Я привел здесь лишь несколько уэллсовских инвектив. К числу литературных удач они не относятся, а некоторые, по-моему, просто несправедливы, однако все они свидетельствуют о том, насколько беспристрастны его неприязнь и негодование. А также о том, какой свободой пользуются английские писатели во времена решающих битв. Но оставим эпиграмматическое брюзжание автора (считанные примеры которого можно удвоить и утроить без малейшего труда), куда важней доктрина, изложенная в этой настольной книге обновителей. А она сводится к следующей четкой альтернативе: либо Англия поймет, что ее борьба – часть мирового обновления (обновления всего объединенного мира), либо ее победа недостижима и бесполезна. Глава двенадцатая (стр. 48-54) излагает основы нового миропорядка. Три заключительные посвящены более мелким проблемам.
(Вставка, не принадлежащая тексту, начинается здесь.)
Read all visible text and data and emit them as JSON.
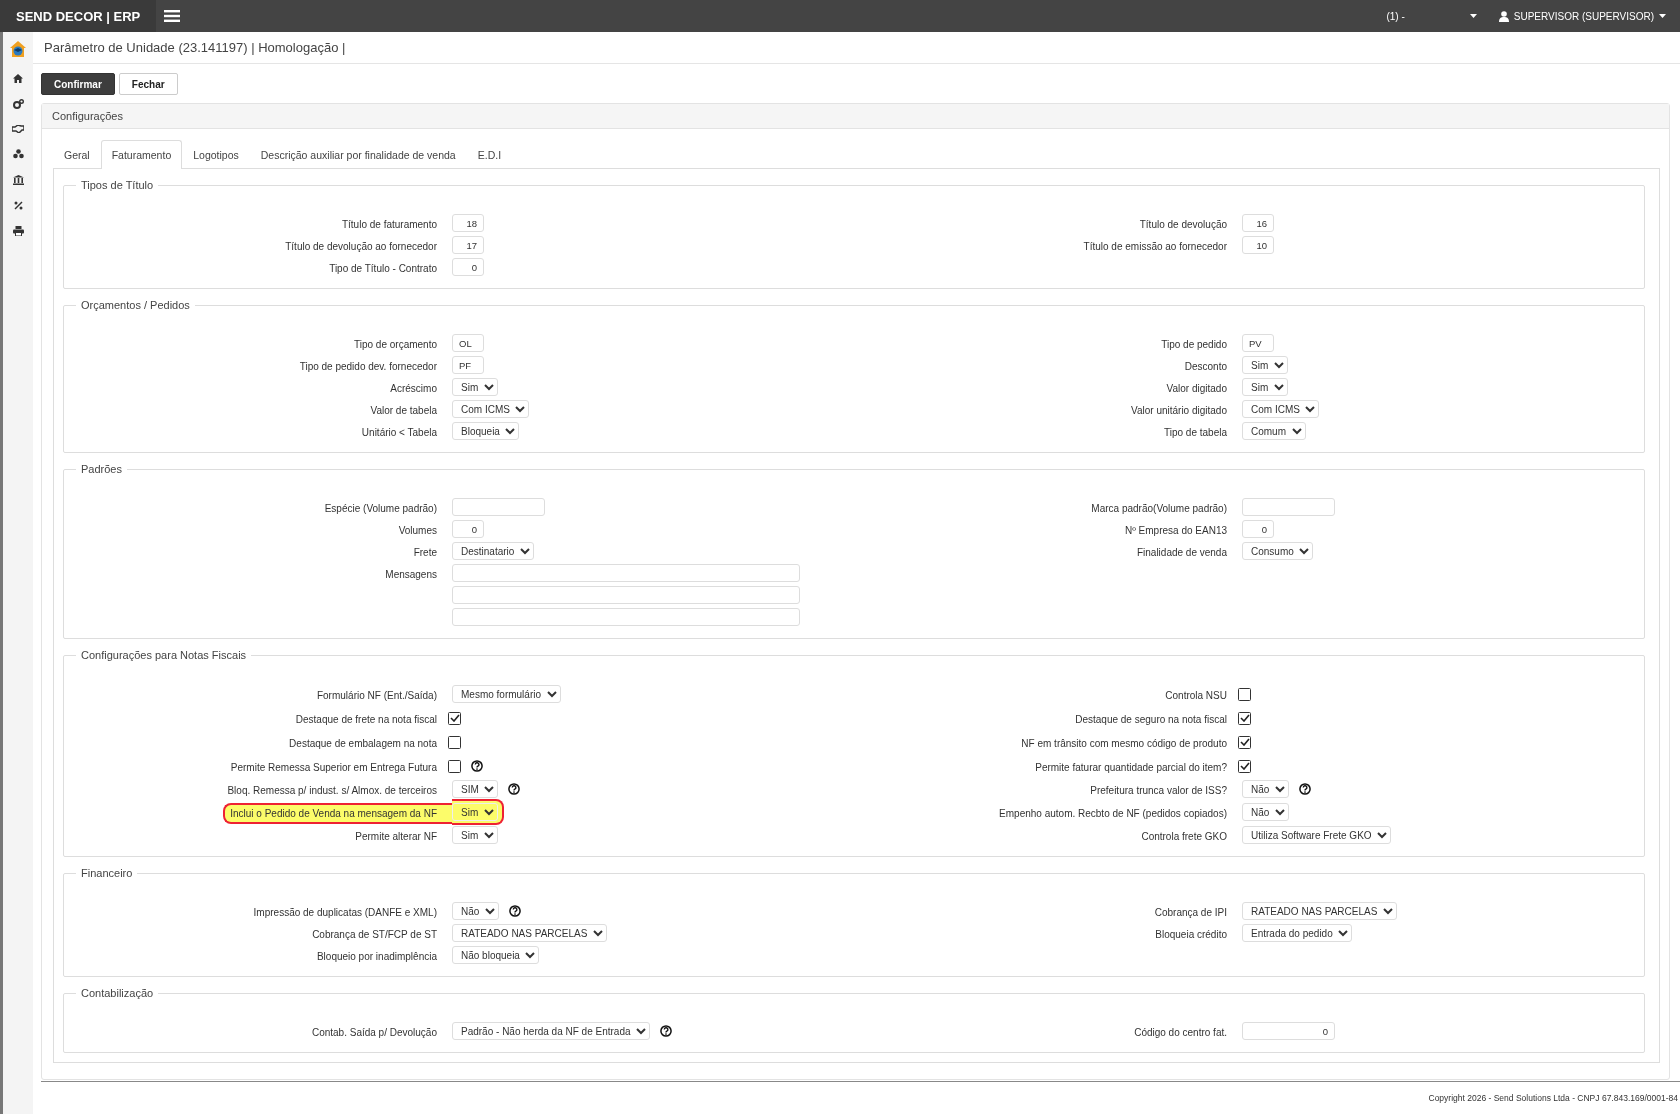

Как ни трудно в это сегодня поверить, Уэллс – не националист. Говорю «трудно», потому что абсолютное большинство моих современников – националисты. Я не знаю ни одного из пишущих в периодике, кто после 1925 года не трактовал бы неизбежный и тривиальный факт рождения в определенной стране или принадлежности к определенной расе (либо же к определенной смеси различных рас) как высочайшую честь и талисман от всех напастей на свете. Считающие себя полной противоположностью герру Геббельсу, защитники демократии на жаргоне своего врага призывают читателей довериться ритму сердца – сокровенным велениям почвы и крови.